他摸出手帕递给小孩。小孩不敢接,母亲急忙拉走。林昭收回手,没再说什么。
晚上他在书房摊开地图。一边标出各国使团住处,一边圈出京城几个贫民聚集点。大食商队住在西驿馆,靠近工部库房;日出之国使节住在南馆,离兵部很近。而城北的流民营已经连成一片,紧挨着新开的官办作坊。
系统突然弹出提示:【检测到社会结构波动,建议开启‘公平发展’评估模块】。他看着那行字,没有点确认。他知道问题来了,但现在还不能动。

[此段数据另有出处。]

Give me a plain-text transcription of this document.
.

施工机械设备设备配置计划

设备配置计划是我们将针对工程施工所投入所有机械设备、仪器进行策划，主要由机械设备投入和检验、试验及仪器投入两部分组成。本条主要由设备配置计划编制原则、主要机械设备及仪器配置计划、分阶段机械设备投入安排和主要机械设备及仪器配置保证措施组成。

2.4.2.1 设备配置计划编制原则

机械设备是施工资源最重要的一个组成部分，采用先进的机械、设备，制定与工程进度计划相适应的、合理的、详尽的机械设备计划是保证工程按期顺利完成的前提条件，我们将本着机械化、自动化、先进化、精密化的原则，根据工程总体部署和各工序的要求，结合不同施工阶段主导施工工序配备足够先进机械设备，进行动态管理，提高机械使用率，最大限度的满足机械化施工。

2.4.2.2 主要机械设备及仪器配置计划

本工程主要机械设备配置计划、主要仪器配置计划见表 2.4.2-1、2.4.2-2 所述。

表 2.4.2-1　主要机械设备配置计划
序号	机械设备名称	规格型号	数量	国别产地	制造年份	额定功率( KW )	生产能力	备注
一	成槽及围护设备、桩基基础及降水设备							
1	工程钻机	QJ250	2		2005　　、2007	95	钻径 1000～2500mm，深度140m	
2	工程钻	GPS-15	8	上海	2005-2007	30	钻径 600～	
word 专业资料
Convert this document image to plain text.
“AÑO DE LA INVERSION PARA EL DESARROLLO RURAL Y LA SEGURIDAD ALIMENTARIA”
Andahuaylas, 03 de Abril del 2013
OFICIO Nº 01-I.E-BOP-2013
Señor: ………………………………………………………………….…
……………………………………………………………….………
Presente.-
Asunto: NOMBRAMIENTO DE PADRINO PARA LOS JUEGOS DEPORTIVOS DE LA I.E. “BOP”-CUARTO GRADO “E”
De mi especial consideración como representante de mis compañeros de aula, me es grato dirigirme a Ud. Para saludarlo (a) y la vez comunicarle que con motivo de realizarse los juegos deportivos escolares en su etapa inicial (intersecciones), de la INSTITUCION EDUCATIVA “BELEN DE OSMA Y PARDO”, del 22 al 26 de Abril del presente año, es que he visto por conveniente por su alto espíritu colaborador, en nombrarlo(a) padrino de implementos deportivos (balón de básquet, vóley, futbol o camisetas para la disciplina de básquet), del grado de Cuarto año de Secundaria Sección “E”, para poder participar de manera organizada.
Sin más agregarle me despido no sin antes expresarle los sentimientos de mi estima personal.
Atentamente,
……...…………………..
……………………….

第二天早朝,有官员奏报江南三州税收增长两成。另一人说北方驿站已全部翻新,军情传递速度提升一半。皇帝听了很高兴,当庭夸新政见效快。林昭站在班列中,低头不语。
退朝后,柳三爷派人送来一封信。说是最近有外商打听国债认购办法,还想投资水泥工坊。林昭看完信,放在灯上烧了。
下午他去了趟户部,查了最近三个月的支出账目。发现虽然各地都在修路建渠,但给工匠的工钱差距很大。有的地方一天给三十文,有的只给十五文。招募的多是外地流民,干完活就赶人走。
他让书吏把数据抄一份带回府。路上经过一家新开的酒楼,门口挂着红绸,说是为了庆祝漕运畅通。里面传出笑声,有人在唱新编的小曲,讲林大人如何一锤定音推新政。
他站在街对面看了一会儿,转身走了。
夜里他又坐在书房。桌上摆着两张纸。一张画着外国使节的活动路线,另一张列出京城内外贫富区域对比。他在纸上写下:外有窥视者,内有失衡处。强不在速,而在久安。
笔尖顿了一下,他没继续写下去。
门外传来脚步声,阿福轻声说:“大人,该歇了。”
里面没回应。
他又喊了一声。
还是没人答。
阿福推开门缝,看见林昭坐在案前,手边放着冷掉的茶。烛火晃了一下,映出他脸上的影子。桌上那张写着字的纸被风吹起一角。
更鼓响了三声。
林昭抬起手,把纸压住。他的手指有点抖,不是因为累,是因为脑子里太多事压在一起。他想到白天那个孩子碗里的霉饼,想到大食商人追问窑温的眼神,想到柳三爷信里说的投资热。
他打开系统界面,找到“民心值”一栏。数字一直在涨,最近一个月增加了两千多。但下面有一行小字:【局部区域出现负向反馈,主要集中在流民安置区】。
他盯着那行字看了很久。
窗外传来马蹄声,一队巡夜的士兵走过。火把光照进屋内,扫过墙上的地图。那些被圈出来的区域,在火光下一明一暗。
他忽然想起周夫子以前说过一句话:“治大国如烹小鲜,火太大会糊,火太小又不熟。”
现在火已经起来了,问题是,锅里的东西是不是都能熟透?
他站起身,走到窗前。街上没人了,只有巡逻的灯笼来回移动。远处驿馆的方向,还有灯光亮着。他知道那是日出之国的住处,他们习惯晚睡。
他关上窗,回身吹灭蜡烛。
黑暗中,他的声音很低:“系统,保存当前记录。”
【已保存】
“明日……召见柳三爷。”
【任务已录入】
他没去睡,重新坐下。手指敲着桌面,一下一下。节奏很慢,像是在等什么人来敲门,又像是在数时间。
烛台旁边,那张写了字的纸静静躺着。风吹进来,纸页翻动一次,又落回原位。